Ecco i vicoli ciechi per «spiare» la vecchia Milano

Dai Lavandai al Mapelli: a spasso tra viuzze e sentieri della metropoli per riscoprire le atmosfere di un tempo

Trovarsi in un vicolo cieco? A Milano non è poi così male, dove di stradine pittoresche se ne contano ancora una quindicina. Sentieri inglobati nello sviluppo urbano e per questo divenuti preziosi testimoni di una dimensione che non esiste da tempo. Il più noto e fotografato è il vicolo Lavandai, dove fino all’inizio degli anni Cinquanta le massaie lavavano i panni. Arrivavano con l’immancabile secchio di stagno in una mano e, nell’altra, una cosa simile al sapone che chiamavano «paltòn»: una amalgama fatta con grasso animale e cenere. Si intruppavano con le gerle colme di panni sui «brellini» di legno del vicolo per non intralciare il traffico della attigua Alzaia Naviglio grande, dove passavano i cavalli che dal Ticino trainavano i barconi dei «sabionatt».
Sempre in zona Navigli, dopo il civico 106 di Porta Ticinese, sopravvive il primo tratto di vicolo Calusca, oggi rifugio dei punkabbestia quando piove, ma fino ai primi del Novecento punto caldo dei traffici illegali che dal porto della Darsena, allora il decimo d’Italia per importanza, si diramavano in città. Malavita, disperati che tiravano la giornata tra un borseggio e un bicchiere erano la norma proprio qui, di fronte a Sant’Eustorgio e sotto la casa di tolleranza che i milanesi chiamavano «ca’ losca» e che diede il nome al vicolo.
Un breve e suggestivo viottolo creato per non intralciare il traffico sull’arteria principale è invece il vicolo Giardino «incastrato» tra i civici 17 e 19 di via Manzoni.
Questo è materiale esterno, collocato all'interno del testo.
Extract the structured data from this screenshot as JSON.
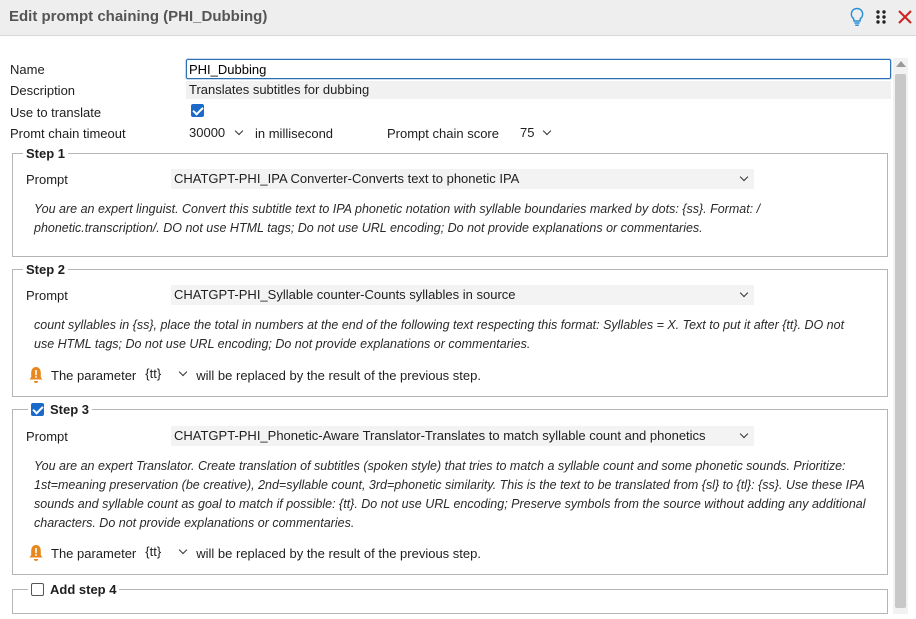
{
  "window": {
    "title": "Edit prompt chaining (PHI_Dubbing)"
  },
  "form": {
    "name_label": "Name",
    "name_value": "PHI_Dubbing",
    "description_label": "Description",
    "description_value": "Translates subtitles for dubbing",
    "use_to_translate_label": "Use to translate",
    "use_to_translate_checked": true,
    "timeout_label": "Promt chain timeout",
    "timeout_value": "30000",
    "timeout_unit": "in millisecond",
    "score_label": "Prompt chain score",
    "score_value": "75"
  },
  "steps": [
    {
      "title": "Step 1",
      "prompt_label": "Prompt",
      "prompt_value": "CHATGPT-PHI_IPA Converter-Converts text to phonetic IPA",
      "prompt_text": "You are an expert linguist. Convert this subtitle text to IPA phonetic notation with syllable boundaries marked by dots: {ss}. Format: / phonetic.transcription/. DO not use HTML tags; Do not use URL encoding; Do not provide explanations or commentaries."
    },
    {
      "title": "Step 2",
      "prompt_label": "Prompt",
      "prompt_value": "CHATGPT-PHI_Syllable counter-Counts syllables in source",
      "prompt_text": "count syllables in {ss}, place the total in numbers at the end of the following text respecting this format: Syllables = X. Text to put it after {tt}. DO not use HTML tags; Do not use URL encoding; Do not provide explanations or commentaries.",
      "param_prefix": "The parameter",
      "param_value": "{tt}",
      "param_suffix": "will be replaced by the result of the previous step."
    },
    {
      "title": "Step 3",
      "checked": true,
      "prompt_label": "Prompt",
      "prompt_value": "CHATGPT-PHI_Phonetic-Aware Translator-Translates to match syllable count and phonetics",
      "prompt_text": "You are an expert Translator. Create translation of subtitles (spoken style) that tries to match a syllable count and some phonetic sounds. Prioritize: 1st=meaning preservation (be creative), 2nd=syllable count, 3rd=phonetic similarity. This is the text to be translated from {sl} to {tl}: {ss}. Use these IPA sounds and syllable count as goal to match if possible: {tt}. Do not use URL encoding; Preserve symbols from the source without adding any additional characters. Do not provide explanations or commentaries.",
      "param_prefix": "The parameter",
      "param_value": "{tt}",
      "param_suffix": "will be replaced by the result of the previous step."
    },
    {
      "title": "Add step 4",
      "checked": false
    }
  ],
  "colors": {
    "accent": "#1b6ac9",
    "close": "#cc2222",
    "lightbulb": "#2b8fd6",
    "warning": "#e8871e"
  }
}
È uno scorcio della Milano ottocentesca lungo una quarantina di metri che però è stato colpevolmente asfaltato. Un vecchissimo portone di legno posto sulla destra del vicolo suggerisce che proprio qui si fermavano gli ingombranti «marnònn», i grossi carri a cavalli tipicamente lombardi che rifornivano di legna e carbone il vetusto casamento
Anche lungo via Torino si aprono suggestivi scorci di passato. Come il vicolo Pusterla, al quale si arriva prendendo via della Palla e svoltando subito a destra. È un viottolo cieco, segnalato da una Madonna con bambino dipinta in un’edicola posta sull’angolo, che la tradizione ha soprannominato la «Vergine dei facchini». La bella dimora in mattoni che fiancheggia la stradicciola è di proprietà di una banca ma nel Trecento fu l’abitazione di Francesco Pusterla, discendente di Angilberto II, vescovo di Milano dall’824 all’859. Oggi il vicolo fa purtroppo da deposito alla Standa di via Torino con carrelli per la movimentazione delle merci ammassati proprio a ridosso dell’antico palazzo patrizio. Come se non bastasse, un distinto homeless irlandese ha eletto a propria dimora l’ultimo tratto del vicolo, dove ammucchia instancabile le sue mercanzie.
Poco distante dal Carrobbio e svoltando da via Torino in via S. Maria Valle, si arriva nel pittoresco vicolo omonimo che costeggia il lato sud del palazzo Stampa di Soncino realizzato nel XVI secolo. L’assetto del palazzo è uno degli esempi più affascinanti dell’architettura cinquecentesca di Milano.
Ma il fascino del minuscolo raggiunge il suo apice in vicolo Santa Caterina che si apre a sinistra di San Nazaro Maggiore, la basilica che risale al IV secolo, famosa per la cappella Trivulzio, iniziata nel 1512 dal Bramantino. Il vicoletto dove ancora oggi c’è una trattoria, sbuca dopo pochi metri in Largo Richini. Era uno dei luoghi più amati dai carrettieri degli inizi del Novecento per una bettola con mescita di vino «che ognuno, entrando – si legge in un saggio sulle osterie milanesi che risale agli Anni Trenta – trovava già bell’e servito nel bicchiere, sicché non avevano che da pagare i suoi cinq ghei, bere e andarsene».


Altri vicoli sopravissuti in centro sono il vicolo Piero Manzoni, a Brera, il Santa Margherita vicino a piazza Scala, il vicolo Ciovasso tra via dell’Orso e via del Carmine, il vicolo San Giovanni sul muro che nasce nella omonima via in zona Cairoli e il vicolo Laghetto che dal 1386 al 1850 fece da sponda alla conca del Naviglio più vicina a piazza Duomo. Sullo specchio d’acqua transitarono su barca 550 mila blocchi di marmo per la costruzione e la manutenzione della cattedrale.